From: Beaver on
My problem is following:

I have velocity u and depth z data matrix (1x100). And have to find answer to the du/dz.

I know the answer when I have u like a equation - u=2*z+21. But how i manage this problem when I have numerical input data.

Thanks
From: Beaver on
in Matlab
From: us on
Beaver <marden.nomm(a)gmail.com> wrote in message <1892926589.71940.1273005012321.JavaMail.root(a)gallium.mathforum.org>...
> in Matlab

that's exactly right...

us
From: Walter Roberson on
Beaver wrote:
> My problem is following:
>
> I have velocity u and depth z data matrix (1x100). And have to find answer to the du/dz.
>
> I know the answer when I have u like a equation - u=2*z+21. But how i manage this problem when I have numerical input data.

It is impossible to do when you have a finite amount of sampled input data; it
would even be impossible to do if you had an continuous (infinite) amount of
data that had been truncated to a finite precision. You cannot even always do
it if you have a continuous infinite amount of infinitely precise data.

In order to arrive at du/dz (which is a quantity defined for The Calculus Of
The Infinitesimals, and thus inherently requires infinite representation), you
need a symbolic function which is continuous -- though of course if the
symbolic function was finitely piecewise continuous, you could come up with a
finitely piecewise differential that was valid except at the transition points.

If you have a finite sampling of data, there are _always_ an infinite number
of different functions that might be the "real" function, with all of those
infinite number of functions exactly matching the known data at the known
locations.

In such a situation, if you have a model of what form the function takes, and
the function has a number of parameters with unknown values with the number of
parameters not exceeding the number of data samples you have, then you _might_
be able to calculate the unknown parameters -- but not usually, not unless you
have at most 2 data points and the parameters happen to be exact multiples of
powers of 2... You might be able to _approximate_ the parameters -- that is
somewhat more likely... if the model happens to take a fairly restricted form
such as being a pure polynomial...

Of course, your success is going to depend upon having chosen the correct
model to start with -- and most people don't. For example, there is a tendency
for people who have K data points to model their data as a polynomial of
degree K. They get out numeric solutions that might match the data as closely
as one might reasonably hope for... and yet which will very likely be the
wrong polynomial. For example, if I give you 100 points that sample what is
really a cubic polynomial, then constructing a degree-100 polynomial is almost
certainly _not_ going to result in the coefficients for degrees 4 to 100 to be
found to be precisely zero... they might be found to be quite small, but as
far as the program is concerned, there is no reason to know that the
calculated values are "noise" or genuine coefficients.

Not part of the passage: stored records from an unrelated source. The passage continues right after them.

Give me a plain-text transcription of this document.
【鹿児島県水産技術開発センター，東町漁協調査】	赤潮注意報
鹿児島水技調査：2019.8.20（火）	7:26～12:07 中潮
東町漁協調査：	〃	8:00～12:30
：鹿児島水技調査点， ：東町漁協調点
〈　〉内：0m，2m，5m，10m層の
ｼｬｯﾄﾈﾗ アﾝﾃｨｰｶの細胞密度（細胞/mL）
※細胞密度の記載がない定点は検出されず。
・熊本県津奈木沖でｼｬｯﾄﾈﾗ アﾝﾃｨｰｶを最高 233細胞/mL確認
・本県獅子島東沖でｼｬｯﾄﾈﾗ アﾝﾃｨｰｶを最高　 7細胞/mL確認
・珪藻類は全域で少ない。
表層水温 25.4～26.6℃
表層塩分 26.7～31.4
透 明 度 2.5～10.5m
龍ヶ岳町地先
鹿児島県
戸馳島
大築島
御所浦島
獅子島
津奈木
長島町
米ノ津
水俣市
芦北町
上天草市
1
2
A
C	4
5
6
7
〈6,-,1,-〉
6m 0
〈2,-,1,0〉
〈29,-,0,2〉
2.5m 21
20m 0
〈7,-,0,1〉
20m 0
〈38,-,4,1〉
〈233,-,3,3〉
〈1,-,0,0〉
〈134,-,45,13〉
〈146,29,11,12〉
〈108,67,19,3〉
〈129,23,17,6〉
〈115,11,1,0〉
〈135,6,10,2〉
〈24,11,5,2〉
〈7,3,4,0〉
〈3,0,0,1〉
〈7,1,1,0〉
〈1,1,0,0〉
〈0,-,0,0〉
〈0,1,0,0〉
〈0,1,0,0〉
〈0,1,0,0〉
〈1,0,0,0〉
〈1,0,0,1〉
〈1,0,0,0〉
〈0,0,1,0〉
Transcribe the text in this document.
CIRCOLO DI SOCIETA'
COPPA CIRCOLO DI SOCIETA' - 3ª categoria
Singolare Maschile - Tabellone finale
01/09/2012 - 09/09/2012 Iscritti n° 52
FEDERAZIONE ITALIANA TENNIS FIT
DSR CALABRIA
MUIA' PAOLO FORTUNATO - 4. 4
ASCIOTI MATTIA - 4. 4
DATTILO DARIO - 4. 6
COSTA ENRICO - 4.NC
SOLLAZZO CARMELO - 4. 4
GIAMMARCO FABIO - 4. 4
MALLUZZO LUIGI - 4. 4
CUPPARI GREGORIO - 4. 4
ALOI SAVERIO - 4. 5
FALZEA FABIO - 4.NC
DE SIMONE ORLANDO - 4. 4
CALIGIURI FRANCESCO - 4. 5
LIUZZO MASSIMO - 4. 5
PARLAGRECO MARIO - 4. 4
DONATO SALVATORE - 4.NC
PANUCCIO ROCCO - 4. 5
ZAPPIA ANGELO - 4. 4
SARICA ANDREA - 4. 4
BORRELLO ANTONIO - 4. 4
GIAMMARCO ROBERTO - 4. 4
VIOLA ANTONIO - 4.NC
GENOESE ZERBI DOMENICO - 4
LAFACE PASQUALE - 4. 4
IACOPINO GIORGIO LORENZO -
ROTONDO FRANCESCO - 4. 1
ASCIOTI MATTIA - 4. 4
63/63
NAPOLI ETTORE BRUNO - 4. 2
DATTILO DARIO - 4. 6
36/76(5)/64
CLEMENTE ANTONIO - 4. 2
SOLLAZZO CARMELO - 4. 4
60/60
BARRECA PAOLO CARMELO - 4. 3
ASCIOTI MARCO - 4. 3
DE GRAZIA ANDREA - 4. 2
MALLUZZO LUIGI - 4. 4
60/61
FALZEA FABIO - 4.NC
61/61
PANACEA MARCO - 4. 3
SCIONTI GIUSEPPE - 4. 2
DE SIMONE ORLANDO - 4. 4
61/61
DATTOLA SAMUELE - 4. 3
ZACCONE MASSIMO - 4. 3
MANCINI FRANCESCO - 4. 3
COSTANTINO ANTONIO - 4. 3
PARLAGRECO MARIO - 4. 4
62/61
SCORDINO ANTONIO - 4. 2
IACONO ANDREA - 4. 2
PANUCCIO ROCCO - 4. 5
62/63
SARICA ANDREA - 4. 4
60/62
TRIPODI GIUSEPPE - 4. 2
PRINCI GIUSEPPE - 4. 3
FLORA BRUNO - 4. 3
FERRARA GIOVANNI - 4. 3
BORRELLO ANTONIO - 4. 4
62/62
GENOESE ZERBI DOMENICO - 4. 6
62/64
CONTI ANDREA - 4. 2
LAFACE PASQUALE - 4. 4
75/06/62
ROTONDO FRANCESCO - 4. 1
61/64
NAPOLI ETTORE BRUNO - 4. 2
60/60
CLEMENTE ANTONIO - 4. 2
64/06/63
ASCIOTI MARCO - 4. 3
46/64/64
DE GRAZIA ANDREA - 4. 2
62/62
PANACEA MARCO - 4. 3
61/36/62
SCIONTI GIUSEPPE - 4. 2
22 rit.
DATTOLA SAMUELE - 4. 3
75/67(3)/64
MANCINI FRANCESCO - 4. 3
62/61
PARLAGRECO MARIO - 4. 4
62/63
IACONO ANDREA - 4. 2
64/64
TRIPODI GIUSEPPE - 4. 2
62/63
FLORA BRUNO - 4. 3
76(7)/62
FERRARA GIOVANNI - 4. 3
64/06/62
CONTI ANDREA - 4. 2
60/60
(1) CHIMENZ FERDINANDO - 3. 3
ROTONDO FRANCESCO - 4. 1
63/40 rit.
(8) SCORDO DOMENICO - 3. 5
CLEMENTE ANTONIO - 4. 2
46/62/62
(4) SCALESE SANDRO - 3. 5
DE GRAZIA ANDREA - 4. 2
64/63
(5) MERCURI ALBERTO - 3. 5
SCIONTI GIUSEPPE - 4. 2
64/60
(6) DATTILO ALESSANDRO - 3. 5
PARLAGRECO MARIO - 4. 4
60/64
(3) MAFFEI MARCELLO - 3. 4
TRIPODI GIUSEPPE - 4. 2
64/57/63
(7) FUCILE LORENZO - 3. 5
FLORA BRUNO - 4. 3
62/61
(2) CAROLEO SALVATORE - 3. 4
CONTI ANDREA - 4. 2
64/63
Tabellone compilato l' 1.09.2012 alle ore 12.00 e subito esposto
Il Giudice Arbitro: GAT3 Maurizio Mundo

Science is a cruel task-master. It is not uncommon in science to develop a
"working model" of what is happening, and to dig into it for *years* and come
up with theories... and then a decade or a century down the road, for someone
to find new evidence or a new way of thinking about the science that shows
that a notably different mathematical form is better.

For example, the data that you have for river depth -- do you also have
readings for the solar flux that was pushing on the surface of the water, and
thus altering the depth? Sure, the solar flux might only have an effect of
(say) one part in 60,000 -- but when you are calculating a 100 degree
polynomial, a measurement error of 1 part in 60000 is enough to cause the
second coefficient (for degree 99) to change by a factor of 600, and the last
coefficient (the constant term) to change by a factor of 1 in 6E477 . Even if
you manage to avoid numeric overflow in the calculations, that would be about
like changing the constant term from 6E+235 to 1E-235 . Is your data really
measured that accurately? If not, then clearly any answers you got out from
fitting with a 100 degree polynomial would be physical nonsense.
From: TideMan on
On May 5, 8:29 am, Beaver <marden.n...(a)gmail.com> wrote:
> My problem is following:
>
> I have velocity u and depth z data matrix (1x100). And have to find answer to the du/dz.
>
> I know the answer when I have u like a equation - u=2*z+21. But how i manage this problem when I have numerical input data.
>
> Thanks

This is the absolute core of calculus.
Do you remember in High School when you learned about derivatives?
What is a derivative exactly?
Clue: it is a limit.

In numerical analysis, we cannot take limits, so we must approximate.
That's enough clues.
Come back to us with a Matlab question.

BTW, a variable that is (1x100) is not a matrix. It is a row vector.